シンデレラに玻璃の星冠をⅠ



「出来ません」



櫂は表情を変えずに、即座に突っぱねた。


「出来ぬというのなら、お前にチャンスはやらないが」


「出来ませ「判った」


櫂の言葉をかき消すように、芹霞が叫ぶ。


「あたしがあんたの元に行けば、櫂にチャンスくれるのね!!?」


ああ、本当にこいつは。


櫂のことになると体を張りやがる。


「駄目だ、お前は関係ない!!!」

「関係あるわ、あたしで櫂にチャンスが出来るなら、お安い御用よッッ!!」


こうなりゃ櫂の言葉だって聞かない。


昔からそういう奴だ、芹霞は。


お安い御用のわけ、ねえだろうがッッ!!!


どうすればいい?


俺は一体どうすれば!!?



「――待て」


当主が喧騒を制した。


「決定権は私にある。

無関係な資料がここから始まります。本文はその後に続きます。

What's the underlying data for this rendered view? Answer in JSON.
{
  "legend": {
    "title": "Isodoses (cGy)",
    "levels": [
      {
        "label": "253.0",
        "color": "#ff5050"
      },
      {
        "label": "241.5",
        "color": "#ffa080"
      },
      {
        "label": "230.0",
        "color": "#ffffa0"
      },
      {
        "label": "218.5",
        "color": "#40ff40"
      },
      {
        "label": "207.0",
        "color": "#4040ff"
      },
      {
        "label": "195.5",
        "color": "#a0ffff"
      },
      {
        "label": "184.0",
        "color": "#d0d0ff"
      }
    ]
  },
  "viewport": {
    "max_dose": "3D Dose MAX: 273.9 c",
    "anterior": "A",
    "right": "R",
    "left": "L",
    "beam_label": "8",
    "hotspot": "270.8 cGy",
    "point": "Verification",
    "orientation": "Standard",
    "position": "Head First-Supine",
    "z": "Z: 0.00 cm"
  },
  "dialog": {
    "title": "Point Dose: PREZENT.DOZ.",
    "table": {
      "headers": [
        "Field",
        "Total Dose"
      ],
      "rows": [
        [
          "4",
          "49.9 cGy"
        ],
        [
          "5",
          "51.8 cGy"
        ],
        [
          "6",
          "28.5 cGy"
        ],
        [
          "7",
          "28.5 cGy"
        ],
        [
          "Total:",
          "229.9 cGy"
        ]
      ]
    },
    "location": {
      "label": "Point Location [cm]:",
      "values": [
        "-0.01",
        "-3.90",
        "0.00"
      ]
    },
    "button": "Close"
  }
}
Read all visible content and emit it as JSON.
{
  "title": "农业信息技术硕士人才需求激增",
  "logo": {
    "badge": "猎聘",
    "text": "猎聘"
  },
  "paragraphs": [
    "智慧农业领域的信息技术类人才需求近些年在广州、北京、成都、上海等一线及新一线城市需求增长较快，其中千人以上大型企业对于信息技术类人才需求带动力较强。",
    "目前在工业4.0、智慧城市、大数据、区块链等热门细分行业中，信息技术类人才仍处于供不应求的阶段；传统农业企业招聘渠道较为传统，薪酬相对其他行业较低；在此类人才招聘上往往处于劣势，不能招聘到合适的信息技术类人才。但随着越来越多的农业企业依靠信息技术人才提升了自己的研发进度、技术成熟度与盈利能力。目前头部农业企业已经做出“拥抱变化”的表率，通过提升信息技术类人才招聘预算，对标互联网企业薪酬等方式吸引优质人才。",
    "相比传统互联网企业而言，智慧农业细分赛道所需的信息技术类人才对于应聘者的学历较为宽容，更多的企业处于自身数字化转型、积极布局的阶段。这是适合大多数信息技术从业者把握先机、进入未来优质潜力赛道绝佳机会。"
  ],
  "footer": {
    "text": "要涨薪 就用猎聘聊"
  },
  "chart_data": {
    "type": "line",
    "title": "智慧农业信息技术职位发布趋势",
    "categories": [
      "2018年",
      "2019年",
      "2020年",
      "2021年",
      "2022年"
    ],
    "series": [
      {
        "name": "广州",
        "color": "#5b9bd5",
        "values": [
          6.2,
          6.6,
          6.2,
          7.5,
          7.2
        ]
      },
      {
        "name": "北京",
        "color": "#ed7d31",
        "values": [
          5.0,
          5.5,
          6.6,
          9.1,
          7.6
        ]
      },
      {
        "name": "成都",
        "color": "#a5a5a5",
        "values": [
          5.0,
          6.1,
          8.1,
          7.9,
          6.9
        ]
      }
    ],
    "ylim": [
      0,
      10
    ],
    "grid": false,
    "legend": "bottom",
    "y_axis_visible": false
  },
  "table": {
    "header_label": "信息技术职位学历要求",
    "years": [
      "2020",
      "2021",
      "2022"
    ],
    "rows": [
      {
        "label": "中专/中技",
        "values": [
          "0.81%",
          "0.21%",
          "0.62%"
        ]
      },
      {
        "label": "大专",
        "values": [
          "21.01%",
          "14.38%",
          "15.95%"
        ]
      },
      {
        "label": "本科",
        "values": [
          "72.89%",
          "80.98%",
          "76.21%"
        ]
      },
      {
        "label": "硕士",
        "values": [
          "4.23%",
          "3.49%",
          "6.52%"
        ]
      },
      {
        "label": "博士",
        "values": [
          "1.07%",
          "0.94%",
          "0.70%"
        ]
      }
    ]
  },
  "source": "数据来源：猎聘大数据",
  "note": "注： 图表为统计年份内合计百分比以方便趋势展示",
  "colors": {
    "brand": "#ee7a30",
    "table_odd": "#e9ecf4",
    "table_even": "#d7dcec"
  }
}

勝手なことは許さぬ」


あくまで、櫂を追放したいのか、この男…。



「さてさて、どうしましょうか、エディター?」


オッドアイのマスターが、上岐妙に苦笑した時。





「お家騒動は見苦しいね~、あはははは~」




ああ、いつかは現われると思っていたけれど。


やっぱ出てきやがった。


外套色に青く染まった、氷のような冷酷な男。